Dritte Öffentlichkeitsfahndung im Zusammenhang mit dem G20-Gipfel 2017

Gestern Mittag hat die Hamburger Polizei zum dritten Mal zahlreiche Fotos von vermeintlichen Verdächtigen im Zusammenhang mit Straftaten rund um den G20-Gipfel 2017 in Hamburg veröffentlicht.

Nachdem bereits im Dezember 2017 und im Mai 2018 Fotos von mehr als 208 Personen veröffentlicht wurden, kommen nun nochmal 70 dazu. Im Gegensatz zu den bisher veröffentlichten Bildern gibt es zu den neuen Veröffentlichungen nicht einmal eine Angabe der Polizei, welche Straftaten den Verdächtigen zur Last gelegt werden sollen, noch wann oder wo diese begangen worden sein sollen.

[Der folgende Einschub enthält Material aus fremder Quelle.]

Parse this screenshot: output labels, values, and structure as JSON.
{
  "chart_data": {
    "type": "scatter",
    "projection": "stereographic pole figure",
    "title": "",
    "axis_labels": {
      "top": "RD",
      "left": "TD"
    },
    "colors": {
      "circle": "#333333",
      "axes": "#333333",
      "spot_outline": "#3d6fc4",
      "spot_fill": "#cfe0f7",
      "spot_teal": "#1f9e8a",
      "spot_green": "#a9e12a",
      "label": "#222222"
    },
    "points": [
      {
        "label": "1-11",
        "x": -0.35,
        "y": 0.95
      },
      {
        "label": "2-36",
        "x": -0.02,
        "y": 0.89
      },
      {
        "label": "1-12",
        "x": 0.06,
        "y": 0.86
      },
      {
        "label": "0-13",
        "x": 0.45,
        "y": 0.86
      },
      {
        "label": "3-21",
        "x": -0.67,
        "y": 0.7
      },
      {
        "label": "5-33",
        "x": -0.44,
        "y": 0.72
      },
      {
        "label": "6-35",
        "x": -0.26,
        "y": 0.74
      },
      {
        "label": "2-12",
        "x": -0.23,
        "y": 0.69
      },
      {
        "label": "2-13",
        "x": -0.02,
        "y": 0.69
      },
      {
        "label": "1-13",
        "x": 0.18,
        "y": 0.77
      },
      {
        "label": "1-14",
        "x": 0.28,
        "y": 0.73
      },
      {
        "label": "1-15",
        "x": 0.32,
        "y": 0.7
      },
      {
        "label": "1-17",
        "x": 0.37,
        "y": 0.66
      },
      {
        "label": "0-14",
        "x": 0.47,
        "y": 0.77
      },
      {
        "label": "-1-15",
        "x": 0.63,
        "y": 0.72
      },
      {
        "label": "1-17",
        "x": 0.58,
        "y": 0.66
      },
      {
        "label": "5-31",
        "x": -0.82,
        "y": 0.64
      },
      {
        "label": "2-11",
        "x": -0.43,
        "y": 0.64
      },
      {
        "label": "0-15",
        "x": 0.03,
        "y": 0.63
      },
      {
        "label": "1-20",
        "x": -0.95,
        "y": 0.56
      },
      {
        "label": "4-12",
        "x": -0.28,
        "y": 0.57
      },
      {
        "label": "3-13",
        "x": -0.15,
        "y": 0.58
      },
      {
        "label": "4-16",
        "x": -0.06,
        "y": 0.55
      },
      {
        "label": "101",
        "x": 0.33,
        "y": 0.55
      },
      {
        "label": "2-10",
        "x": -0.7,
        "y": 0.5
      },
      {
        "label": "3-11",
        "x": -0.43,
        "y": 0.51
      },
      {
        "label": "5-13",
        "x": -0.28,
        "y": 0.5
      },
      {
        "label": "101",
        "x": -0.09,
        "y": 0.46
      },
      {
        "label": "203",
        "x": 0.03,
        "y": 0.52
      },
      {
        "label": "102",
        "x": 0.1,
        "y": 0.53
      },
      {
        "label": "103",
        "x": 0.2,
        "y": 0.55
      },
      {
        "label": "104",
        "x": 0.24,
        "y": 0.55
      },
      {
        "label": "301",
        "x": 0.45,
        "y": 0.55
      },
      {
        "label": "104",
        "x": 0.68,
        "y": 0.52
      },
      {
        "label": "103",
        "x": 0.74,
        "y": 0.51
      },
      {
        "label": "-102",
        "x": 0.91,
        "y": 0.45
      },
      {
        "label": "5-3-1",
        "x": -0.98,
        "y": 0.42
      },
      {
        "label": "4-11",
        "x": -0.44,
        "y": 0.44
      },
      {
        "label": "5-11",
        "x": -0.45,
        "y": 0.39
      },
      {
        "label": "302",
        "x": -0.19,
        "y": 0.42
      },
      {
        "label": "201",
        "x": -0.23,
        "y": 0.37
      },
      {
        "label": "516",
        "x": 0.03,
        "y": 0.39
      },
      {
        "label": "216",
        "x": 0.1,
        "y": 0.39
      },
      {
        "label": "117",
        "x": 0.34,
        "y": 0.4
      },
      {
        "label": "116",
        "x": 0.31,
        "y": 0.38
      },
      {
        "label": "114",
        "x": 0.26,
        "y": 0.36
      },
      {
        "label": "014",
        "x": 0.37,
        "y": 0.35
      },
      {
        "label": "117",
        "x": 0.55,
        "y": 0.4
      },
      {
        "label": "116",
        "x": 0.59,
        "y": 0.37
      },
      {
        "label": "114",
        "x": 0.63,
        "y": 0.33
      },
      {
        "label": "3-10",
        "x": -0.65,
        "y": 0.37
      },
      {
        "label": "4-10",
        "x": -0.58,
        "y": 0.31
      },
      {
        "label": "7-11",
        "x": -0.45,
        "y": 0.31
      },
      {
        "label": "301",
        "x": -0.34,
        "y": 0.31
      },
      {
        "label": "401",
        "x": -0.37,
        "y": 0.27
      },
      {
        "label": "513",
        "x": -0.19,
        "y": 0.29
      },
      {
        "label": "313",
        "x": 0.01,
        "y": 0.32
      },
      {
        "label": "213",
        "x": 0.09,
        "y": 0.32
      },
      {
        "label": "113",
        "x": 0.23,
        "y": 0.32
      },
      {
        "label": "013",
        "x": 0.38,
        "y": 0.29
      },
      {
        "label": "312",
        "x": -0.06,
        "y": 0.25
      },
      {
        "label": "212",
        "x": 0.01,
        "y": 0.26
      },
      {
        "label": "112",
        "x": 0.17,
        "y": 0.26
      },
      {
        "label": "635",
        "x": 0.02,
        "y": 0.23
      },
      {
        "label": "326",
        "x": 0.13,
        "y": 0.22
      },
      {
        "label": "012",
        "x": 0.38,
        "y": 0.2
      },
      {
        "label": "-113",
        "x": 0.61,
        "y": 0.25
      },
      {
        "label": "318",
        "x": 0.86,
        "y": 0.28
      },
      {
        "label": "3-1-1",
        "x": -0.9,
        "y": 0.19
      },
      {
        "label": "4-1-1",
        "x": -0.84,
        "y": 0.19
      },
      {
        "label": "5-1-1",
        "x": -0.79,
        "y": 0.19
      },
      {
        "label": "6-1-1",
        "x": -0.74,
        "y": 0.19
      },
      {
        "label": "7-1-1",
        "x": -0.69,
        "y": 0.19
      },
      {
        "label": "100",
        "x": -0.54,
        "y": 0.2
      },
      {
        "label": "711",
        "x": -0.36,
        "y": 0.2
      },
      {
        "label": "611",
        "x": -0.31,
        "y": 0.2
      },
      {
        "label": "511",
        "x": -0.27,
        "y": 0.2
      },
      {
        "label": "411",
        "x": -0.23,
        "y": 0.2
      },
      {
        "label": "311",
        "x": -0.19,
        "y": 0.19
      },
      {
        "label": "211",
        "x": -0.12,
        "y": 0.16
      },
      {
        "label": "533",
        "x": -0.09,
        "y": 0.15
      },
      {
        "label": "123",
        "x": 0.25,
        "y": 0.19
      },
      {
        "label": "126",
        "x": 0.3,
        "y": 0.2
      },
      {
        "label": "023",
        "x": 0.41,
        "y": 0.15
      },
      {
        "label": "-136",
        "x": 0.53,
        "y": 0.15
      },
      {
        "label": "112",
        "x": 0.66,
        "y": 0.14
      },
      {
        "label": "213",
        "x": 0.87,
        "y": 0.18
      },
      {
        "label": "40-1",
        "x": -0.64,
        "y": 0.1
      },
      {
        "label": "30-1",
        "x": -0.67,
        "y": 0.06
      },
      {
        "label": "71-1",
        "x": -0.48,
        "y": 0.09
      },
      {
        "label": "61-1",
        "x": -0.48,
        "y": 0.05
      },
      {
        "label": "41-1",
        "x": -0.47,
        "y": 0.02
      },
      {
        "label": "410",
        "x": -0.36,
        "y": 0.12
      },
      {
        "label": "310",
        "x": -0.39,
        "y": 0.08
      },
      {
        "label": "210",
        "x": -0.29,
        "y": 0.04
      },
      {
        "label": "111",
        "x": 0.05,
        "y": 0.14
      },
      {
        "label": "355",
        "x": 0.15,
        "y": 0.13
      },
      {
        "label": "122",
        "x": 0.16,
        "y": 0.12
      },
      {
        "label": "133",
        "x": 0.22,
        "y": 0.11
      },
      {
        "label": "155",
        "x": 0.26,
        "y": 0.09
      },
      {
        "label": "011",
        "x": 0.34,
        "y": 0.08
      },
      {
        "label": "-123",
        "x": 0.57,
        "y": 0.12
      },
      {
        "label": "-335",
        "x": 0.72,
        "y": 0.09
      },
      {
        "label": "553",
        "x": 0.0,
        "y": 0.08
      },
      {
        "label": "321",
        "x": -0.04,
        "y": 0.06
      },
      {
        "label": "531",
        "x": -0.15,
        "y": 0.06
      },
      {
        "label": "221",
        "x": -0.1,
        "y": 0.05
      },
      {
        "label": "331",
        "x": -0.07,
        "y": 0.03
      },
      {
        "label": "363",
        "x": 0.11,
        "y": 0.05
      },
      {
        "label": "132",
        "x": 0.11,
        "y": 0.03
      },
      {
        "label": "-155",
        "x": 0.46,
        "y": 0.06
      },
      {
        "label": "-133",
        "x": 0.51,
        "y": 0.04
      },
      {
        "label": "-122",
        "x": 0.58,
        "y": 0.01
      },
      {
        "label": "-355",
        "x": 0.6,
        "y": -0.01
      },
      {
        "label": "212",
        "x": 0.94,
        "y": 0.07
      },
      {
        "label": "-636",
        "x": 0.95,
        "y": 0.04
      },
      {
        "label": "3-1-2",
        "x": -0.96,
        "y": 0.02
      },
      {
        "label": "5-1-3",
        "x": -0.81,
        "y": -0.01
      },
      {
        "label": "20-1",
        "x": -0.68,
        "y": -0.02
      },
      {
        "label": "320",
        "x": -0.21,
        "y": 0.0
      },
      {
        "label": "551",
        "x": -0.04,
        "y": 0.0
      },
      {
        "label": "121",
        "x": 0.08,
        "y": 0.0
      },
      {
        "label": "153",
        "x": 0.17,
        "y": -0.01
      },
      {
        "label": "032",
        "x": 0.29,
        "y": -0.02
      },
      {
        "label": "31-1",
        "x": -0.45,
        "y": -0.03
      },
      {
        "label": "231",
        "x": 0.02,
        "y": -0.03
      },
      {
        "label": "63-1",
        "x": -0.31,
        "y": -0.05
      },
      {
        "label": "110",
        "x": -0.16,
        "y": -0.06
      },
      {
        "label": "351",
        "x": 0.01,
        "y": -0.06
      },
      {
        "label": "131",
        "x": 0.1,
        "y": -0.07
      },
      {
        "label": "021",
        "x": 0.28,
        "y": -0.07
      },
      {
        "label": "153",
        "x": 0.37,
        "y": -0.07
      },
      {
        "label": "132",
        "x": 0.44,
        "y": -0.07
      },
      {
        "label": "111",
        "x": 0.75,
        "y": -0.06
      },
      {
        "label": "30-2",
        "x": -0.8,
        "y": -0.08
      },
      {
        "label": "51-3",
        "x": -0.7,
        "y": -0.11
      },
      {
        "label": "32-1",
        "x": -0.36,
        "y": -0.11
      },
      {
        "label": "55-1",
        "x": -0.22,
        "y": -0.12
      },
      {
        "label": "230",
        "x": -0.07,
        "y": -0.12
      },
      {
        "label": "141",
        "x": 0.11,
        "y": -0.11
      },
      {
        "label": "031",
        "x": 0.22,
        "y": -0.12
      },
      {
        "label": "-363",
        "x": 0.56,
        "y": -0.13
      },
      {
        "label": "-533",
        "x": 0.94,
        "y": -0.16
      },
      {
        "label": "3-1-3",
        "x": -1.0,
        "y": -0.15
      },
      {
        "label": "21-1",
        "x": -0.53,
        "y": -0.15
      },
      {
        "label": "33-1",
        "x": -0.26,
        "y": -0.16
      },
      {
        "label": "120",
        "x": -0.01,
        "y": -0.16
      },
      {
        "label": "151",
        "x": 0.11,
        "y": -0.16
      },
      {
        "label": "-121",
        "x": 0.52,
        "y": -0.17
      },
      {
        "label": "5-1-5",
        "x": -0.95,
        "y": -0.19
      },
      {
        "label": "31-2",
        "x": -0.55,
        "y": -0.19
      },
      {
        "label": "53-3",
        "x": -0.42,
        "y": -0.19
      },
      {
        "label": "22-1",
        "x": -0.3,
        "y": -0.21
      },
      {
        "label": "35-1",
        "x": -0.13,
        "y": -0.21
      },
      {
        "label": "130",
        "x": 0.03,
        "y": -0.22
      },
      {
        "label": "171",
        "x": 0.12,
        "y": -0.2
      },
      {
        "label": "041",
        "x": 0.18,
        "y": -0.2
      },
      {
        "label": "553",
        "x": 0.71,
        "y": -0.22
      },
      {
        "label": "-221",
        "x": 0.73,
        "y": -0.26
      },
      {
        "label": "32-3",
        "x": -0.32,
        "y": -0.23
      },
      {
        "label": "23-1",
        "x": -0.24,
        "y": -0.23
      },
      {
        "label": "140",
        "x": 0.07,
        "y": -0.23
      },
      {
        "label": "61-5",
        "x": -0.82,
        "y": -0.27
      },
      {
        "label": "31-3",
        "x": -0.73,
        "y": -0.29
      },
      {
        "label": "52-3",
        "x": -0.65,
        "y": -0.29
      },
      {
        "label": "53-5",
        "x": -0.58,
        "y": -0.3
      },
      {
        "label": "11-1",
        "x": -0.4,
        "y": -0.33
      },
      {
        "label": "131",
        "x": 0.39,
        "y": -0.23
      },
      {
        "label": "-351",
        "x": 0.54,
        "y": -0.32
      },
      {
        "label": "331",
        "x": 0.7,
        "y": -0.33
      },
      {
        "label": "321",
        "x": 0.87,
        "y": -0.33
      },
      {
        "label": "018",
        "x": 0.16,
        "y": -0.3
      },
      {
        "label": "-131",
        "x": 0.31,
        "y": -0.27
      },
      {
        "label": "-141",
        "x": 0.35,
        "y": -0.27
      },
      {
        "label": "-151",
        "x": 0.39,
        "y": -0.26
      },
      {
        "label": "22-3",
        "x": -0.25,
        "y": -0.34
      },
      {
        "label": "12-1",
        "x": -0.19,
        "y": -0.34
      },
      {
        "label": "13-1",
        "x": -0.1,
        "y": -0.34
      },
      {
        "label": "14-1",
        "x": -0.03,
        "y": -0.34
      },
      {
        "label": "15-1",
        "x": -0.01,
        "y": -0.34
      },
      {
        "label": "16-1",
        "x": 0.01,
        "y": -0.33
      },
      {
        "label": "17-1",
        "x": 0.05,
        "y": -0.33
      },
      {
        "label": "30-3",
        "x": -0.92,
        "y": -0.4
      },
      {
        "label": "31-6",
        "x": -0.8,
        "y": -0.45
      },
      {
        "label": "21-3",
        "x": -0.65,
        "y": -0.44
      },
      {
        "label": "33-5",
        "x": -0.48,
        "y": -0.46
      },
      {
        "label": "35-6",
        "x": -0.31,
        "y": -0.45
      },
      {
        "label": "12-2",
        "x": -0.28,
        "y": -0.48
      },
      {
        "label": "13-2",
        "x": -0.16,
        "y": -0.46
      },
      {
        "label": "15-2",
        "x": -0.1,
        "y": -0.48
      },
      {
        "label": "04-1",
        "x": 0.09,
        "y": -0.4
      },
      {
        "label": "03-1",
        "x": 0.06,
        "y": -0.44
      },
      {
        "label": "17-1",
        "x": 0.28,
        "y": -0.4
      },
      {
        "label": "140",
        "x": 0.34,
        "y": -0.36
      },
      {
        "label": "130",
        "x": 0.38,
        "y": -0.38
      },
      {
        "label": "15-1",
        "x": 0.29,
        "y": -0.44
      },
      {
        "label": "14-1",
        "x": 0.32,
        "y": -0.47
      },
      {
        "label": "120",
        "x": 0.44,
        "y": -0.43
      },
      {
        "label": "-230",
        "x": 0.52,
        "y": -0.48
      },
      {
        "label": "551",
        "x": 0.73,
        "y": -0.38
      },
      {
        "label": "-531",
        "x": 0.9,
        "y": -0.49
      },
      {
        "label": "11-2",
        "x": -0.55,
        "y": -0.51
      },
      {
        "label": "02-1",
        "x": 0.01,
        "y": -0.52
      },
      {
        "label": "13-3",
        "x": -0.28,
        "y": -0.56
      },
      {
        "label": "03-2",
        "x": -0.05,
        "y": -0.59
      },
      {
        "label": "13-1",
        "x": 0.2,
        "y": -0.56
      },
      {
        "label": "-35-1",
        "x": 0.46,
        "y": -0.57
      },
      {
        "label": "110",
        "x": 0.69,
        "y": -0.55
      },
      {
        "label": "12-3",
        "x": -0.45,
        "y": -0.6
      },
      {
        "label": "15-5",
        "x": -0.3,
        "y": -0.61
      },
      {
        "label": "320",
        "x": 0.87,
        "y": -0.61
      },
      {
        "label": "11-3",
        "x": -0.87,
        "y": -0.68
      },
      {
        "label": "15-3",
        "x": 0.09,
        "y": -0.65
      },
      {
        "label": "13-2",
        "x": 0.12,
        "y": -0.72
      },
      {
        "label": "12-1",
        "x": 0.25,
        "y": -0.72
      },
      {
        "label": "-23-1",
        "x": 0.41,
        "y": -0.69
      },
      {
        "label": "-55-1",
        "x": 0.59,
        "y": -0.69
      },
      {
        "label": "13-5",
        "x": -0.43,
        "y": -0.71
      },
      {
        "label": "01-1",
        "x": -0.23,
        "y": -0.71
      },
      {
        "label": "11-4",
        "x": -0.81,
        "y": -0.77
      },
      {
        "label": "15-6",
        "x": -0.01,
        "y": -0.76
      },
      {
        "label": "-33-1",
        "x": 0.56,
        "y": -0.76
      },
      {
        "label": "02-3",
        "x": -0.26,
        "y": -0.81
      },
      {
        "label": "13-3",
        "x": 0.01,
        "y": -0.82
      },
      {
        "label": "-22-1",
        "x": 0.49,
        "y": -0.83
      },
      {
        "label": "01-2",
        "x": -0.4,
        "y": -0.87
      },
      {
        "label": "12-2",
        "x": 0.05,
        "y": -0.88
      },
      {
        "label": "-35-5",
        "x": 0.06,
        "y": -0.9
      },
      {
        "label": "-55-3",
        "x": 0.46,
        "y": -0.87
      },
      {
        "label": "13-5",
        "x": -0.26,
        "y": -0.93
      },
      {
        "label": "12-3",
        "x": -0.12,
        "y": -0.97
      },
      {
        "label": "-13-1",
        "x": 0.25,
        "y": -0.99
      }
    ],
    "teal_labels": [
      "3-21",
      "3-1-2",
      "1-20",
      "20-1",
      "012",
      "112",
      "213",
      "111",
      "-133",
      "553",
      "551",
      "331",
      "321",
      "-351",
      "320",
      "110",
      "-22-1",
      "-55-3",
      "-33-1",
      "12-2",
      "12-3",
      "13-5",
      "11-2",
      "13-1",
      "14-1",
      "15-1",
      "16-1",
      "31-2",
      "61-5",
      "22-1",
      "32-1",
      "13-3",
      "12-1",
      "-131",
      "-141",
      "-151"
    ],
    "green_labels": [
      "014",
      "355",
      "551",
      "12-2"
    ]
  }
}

Nach wie vor führt die Sonderkommission „Schwarzer Block“ mehr als 3.400 Ermittlungsverfahren. Davon soll in 723 Verfahren gegen 840 der Polizei namentlich bekannte Beschuldigte ermittelt werden. Im Rahmen der ersten beiden Öffentlichkeitsfahndungen sollen laut Polizeiangaben bisher 59 Personen identifiziert worden sein.

„Wir werden nicht nachlassen und weiterhin einen langen Atem beweisen, um die Gewalttäter zu identifizieren. Wir sind uns sicher, dass wir weitere G20-Straftäter aus dem linksextremistischen Bereich enttarnen werden“, so Polizeipressesprecher Timo Zill zu den neuen Veröffentlichungen (Link).

Bereits seit der ersten Öffentlichkeitsfahndung gibt es massive Kritik an der nicht vorhandenen Verhältnismäßigkeit. Zudem scheinen die durch Polizisten begangenen Straftaten während des Gipfels keinesfalls mit solcher Vehemenz verfolgt zu werden, wie die der GipfelgegnerInnen.